Eine Mitarbeiterin des Bundesamts für Seeschifffahrt und Hydrographie hatte in ihrer Funktion als Strahlenschutzbeauftragte eine Strahlenschutzanweisung nicht gegendert. Von ihren Vorgesetzten war sie dazu aufgefordert worden, Genderbegriffe in den Entwurf für die Schutzanweisung einzuarbeiten. Sie hatte dies nicht getan, weil es sich nicht um wissenschaftliche Aspekte handele. Sie bekam zwei Abmahnungen und dann wurde ihr außerordentlich gekündigt. Das Arbeitsgericht Hamburg entschied, dass die Abmahnungen und die Kündigung nicht rechtens waren.
Die Urteilsbegründungen des Gerichts liegen Apollo News in beiden Fällen vor. Der Verein Deutsche Sprache hatte die Mitarbeiterin im Gerichtsprozess finanziell unterstützt, wie aus einer Pressemitteilung des Vereins vom Montag hervorgeht. Das Gericht entschied, dass beide Abmahnungen ungültig sind und aus der Personalakte entfernt werden müssten. Die Mitarbeiterin sollte die Strahlenschutzanweisung im Frühjahr 2024 überarbeiten. Nachdem ein erster Entwurf erstellt war, erhielt die Mitarbeiterin die Anweisung, diesen Entwurf zu gendern.
Die Mitarbeiterin wandte ein, dass nicht die Strahlenschutzbeauftragte, sondern der Strahlenschutzverantwortliche für die Schutzanwendung zuständig sei. Die Aufgabe als Strahlenschutzbeauftragte führt sie nur nebenbei aus, den Großteil ihrer Arbeitszeit ist sie als Chemikerin tätig. Sie erhielt von ihrer Vorgesetzten eine E-Mail, in der sie aufgefordert wurde, im Rahmen ihrer normalen Tätigkeit den Text zu gendern. Die Mitarbeiterin führte vor Gericht aus, dass die Erstellung der Schutzanweisung weder zu ihren regulären Aufgaben gehöre, noch zu ihren Aufgaben als Strahlenschutzbeauftragte.
Der Text sei eine Gefälligkeit gewesen. Sie argumentierte, dass im Strahlenschutzgesetz das generische Maskulinum verwendet wurde und deswegen auch in ihrer Anweisung die Fachbegriffe im generischen Maskulinum verwendet werden.

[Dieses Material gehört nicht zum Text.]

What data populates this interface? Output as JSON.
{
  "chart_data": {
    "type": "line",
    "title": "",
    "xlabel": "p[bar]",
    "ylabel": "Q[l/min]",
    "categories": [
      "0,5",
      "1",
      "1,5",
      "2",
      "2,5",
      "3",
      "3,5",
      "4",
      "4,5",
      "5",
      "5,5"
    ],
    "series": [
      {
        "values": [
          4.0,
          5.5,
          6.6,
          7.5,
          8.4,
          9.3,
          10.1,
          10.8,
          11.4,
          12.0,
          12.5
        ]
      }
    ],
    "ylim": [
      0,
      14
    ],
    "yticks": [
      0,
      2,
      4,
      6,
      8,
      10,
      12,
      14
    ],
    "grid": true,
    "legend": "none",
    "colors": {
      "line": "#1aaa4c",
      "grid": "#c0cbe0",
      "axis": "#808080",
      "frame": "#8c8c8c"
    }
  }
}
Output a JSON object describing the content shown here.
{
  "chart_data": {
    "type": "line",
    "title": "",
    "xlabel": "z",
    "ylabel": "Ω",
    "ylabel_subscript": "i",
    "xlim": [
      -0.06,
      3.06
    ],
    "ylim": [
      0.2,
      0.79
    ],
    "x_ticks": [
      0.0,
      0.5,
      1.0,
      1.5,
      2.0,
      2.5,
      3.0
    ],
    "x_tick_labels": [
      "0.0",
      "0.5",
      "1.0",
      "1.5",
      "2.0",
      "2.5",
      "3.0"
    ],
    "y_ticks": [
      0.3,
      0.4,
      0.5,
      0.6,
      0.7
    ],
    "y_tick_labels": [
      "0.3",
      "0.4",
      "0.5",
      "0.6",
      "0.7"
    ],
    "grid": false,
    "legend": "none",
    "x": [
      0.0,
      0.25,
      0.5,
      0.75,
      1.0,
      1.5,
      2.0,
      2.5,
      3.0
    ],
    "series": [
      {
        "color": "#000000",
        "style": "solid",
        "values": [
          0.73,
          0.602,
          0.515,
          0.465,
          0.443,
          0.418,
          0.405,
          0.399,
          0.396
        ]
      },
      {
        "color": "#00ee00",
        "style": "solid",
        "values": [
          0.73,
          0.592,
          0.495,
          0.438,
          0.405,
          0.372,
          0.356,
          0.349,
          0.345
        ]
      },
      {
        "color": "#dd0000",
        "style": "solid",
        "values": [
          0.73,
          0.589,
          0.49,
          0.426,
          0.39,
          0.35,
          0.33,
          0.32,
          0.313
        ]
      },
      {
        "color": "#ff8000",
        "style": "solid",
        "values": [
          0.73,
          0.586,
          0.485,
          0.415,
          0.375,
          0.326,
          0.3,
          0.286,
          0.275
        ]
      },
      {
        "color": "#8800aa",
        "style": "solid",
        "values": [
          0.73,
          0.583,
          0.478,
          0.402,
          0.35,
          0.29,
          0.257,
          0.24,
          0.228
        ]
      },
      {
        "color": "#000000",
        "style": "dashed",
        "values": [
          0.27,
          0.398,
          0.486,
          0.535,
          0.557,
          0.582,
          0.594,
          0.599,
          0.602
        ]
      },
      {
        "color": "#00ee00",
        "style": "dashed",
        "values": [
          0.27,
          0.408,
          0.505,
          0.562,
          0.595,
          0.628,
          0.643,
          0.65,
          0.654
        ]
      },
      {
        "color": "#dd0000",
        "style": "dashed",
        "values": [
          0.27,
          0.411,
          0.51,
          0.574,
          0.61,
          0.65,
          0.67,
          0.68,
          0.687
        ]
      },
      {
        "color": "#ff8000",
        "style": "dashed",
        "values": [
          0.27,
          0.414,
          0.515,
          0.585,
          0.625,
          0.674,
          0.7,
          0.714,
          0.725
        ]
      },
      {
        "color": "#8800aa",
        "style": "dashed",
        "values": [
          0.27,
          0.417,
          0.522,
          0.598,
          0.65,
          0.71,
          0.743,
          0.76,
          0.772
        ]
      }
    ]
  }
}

Das Gericht folgte der Argumentation der Mitarbeiterin: Es sei nicht Teil ihrer vertraglich vereinbarten Aufgaben, diese Schutzanweisung anzufertigen und darum hatten die Vorgesetzten kein Recht, Anweisungen zu erteilen, wie dieser Text formuliert sein soll.
Die Unzulässigkeit der außerordentlichen Kündigung wird darauf aufbauend begründet. Die Mitarbeiterin vertrat die Ansicht, dass die Kündigung mit sozialer Auslauffrist nicht das mildeste Mittel war, das der Arbeitgeber hätte wählen können. Das Gericht entschied, dass es keinen Grund für die außerordentliche Kündigung gibt. Denn weder war das Verhalten der Mitarbeiterin gravierend genug, um diese Maßnahme zu rechtfertigen, noch waren die zwei Abmahnungen gültig, die es bräuchte, um eine wirksame Kündigung auszusprechen.
Obgleich sich das Gericht nicht zum Gendern per se äußerte, zeigt das Urteil doch, dass es wichtig ist, zu wissen, was am Arbeitsplatz von einem verlangt werden kann und was nicht. Walter Krämer, der Vorsitzende des Vereins der deutschen Sprache, begrüßte das Urteil: „Leider wurde in der Urteilsbegründung das Gendern nicht explizit erwähnt, obwohl es die Grundlage für diese Farce war. Dennoch wurden den Abmahnungen und der Kündigung ein Riegel vorgeschoben und die Klägerin konnte nicht zum Gendern gezwungen werden.“ Das Urteil ist noch nicht rechtskräftig.